John McCall - February 2017 Update
This past weekend was a four-day holiday in Taiwan to commemorate the February 28th memorial when thousands of people were slaughtered by incoming forces from China in 1947. Many of the Taiwanese leaders were taken away at night and jailed or killed. For years this was a taboo subject, but as democracy flourished here it became a part of the history of this land.
Last year we took a group of pastors to Montreat Conference Center in North Carolina (see September 2016 update). We planned to have a retreat here in Taiwan for these pastors six months after our return, to check in with each other and to see how this experience shaped them and is still shaping them. We had pastors from every corner of Taiwan join in this experience, so Sunday afternoon they drove down from the high mountains, or took a several hour train ride from south, east, north, and west.
After preaching at a Taipei church on Sunday morning, I went to Taipei Main Station to take a train to the retreat center which is located about an hour’s drive south of Taipei. I had a seat on the train for half of the journey but had to stand for the second half.
When I got to the train station in Hsinchu, I wanted to get some exercise so decided to walk to the retreat center. It was supposed to be a twenty-minute walk. After walking for about fifteen minutes, I realized that I missed the road on which I was to turn. I saw two young men in their car with the window open sitting under a bridge, so I asked them how to get to my destination. The driver said, "you have come way too far down this road. You need to go back about ten minutes along the same road on which you have just come." Then he said, "Hop in my car. We'll take you there." Now in most countries, it isn't a smart thing to hop in a stranger's car. But when this young man offered to take me to the retreat center, I wasn't worried about ulterior motives, threw my backpack in his back seat and hopped in.
He told me that first he had to take his friend somewhere, and then he would take me to my destination. We couldn't find the address where his friend needed to go, so we followed some roads winding up a mountain.
If I had been suspicious that they had ulterior motives this would have been the time to get nervous, but I wasn't nervous at all. Taiwan is a very safe country. We finally found the address where his friend needed to go and drove back down the mountain to the city.
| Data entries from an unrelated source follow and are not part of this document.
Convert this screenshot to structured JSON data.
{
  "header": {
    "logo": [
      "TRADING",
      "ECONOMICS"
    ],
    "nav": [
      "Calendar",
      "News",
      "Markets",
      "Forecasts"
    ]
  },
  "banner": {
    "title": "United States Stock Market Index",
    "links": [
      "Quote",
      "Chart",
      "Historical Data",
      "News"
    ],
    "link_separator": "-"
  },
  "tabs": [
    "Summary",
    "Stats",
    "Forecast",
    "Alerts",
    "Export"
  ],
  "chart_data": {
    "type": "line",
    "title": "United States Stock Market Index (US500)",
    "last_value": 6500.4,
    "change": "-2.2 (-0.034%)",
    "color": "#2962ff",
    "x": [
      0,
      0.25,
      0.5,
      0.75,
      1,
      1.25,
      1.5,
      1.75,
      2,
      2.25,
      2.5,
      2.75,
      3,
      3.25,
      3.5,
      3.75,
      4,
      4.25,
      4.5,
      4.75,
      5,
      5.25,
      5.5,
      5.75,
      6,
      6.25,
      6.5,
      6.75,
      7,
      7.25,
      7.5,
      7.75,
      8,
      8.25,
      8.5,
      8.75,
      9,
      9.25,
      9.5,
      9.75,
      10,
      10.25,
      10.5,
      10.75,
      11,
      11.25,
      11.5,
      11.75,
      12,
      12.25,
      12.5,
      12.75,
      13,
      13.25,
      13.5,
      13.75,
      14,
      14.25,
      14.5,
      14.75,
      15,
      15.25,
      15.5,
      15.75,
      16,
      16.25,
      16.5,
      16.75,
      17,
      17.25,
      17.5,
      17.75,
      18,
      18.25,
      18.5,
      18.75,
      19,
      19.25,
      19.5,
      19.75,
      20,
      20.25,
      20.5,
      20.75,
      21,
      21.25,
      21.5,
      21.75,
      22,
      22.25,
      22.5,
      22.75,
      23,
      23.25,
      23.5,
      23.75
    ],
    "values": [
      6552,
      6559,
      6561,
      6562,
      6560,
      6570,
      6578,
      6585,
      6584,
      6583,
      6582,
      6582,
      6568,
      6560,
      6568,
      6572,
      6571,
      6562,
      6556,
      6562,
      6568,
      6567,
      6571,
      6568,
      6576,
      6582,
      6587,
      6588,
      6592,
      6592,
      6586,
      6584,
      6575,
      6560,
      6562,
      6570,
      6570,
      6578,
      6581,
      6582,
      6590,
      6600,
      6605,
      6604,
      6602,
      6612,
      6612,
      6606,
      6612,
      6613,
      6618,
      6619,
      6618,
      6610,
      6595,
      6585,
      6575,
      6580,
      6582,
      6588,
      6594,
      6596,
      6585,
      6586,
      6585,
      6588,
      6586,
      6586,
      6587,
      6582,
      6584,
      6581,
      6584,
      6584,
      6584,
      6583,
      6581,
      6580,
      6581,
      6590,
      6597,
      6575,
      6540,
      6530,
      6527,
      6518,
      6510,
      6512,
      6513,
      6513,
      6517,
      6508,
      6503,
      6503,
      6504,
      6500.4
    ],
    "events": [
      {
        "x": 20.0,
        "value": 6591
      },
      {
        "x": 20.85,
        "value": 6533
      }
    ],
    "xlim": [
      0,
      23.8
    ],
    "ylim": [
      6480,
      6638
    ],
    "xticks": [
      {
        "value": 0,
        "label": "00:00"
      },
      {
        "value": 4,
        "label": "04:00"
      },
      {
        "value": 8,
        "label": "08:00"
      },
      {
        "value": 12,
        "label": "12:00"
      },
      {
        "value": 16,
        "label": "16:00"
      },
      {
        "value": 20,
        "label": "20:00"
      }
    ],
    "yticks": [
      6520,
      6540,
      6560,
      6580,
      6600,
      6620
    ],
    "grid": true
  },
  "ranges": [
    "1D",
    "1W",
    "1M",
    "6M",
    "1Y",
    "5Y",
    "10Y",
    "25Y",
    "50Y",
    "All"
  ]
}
I told him that I was headed to join a retreat for pastors. He told me that his father goes to church. When I asked him if he accompanies his father to church, he said, "No, everyone's interests are different." So, I gently encouraged him to give it a try and go with his father to church.
I told him that in most countries I would not get in a stranger's car, but that in my long time in Taiwan I have found it to be a very safe country. He then told me that he had been in prison for four years, and that that experience had taught him that it is much better to help people. Again, if I was suspicious, that might have been the time to get nervous. But I wasn't nervous at all.
When we got to the retreat center, I saw several friends and introduced my new friend to them. I then asked him if I could pray for him. Most Taiwanese are very open to having a prayer of blessing. Part of that openness comes from their belief that any "god" can help them. So with my friends, we bowed our heads and prayed for my "driver." He was appreciative, shook my hand, gave me his card (he is a roofer), got back in his car and drove away.
I shared my experience with the pastors at the retreat, and they all smiled. We had a wonderful time together at the retreat and left refreshed and renewed with new vision and hope for the future.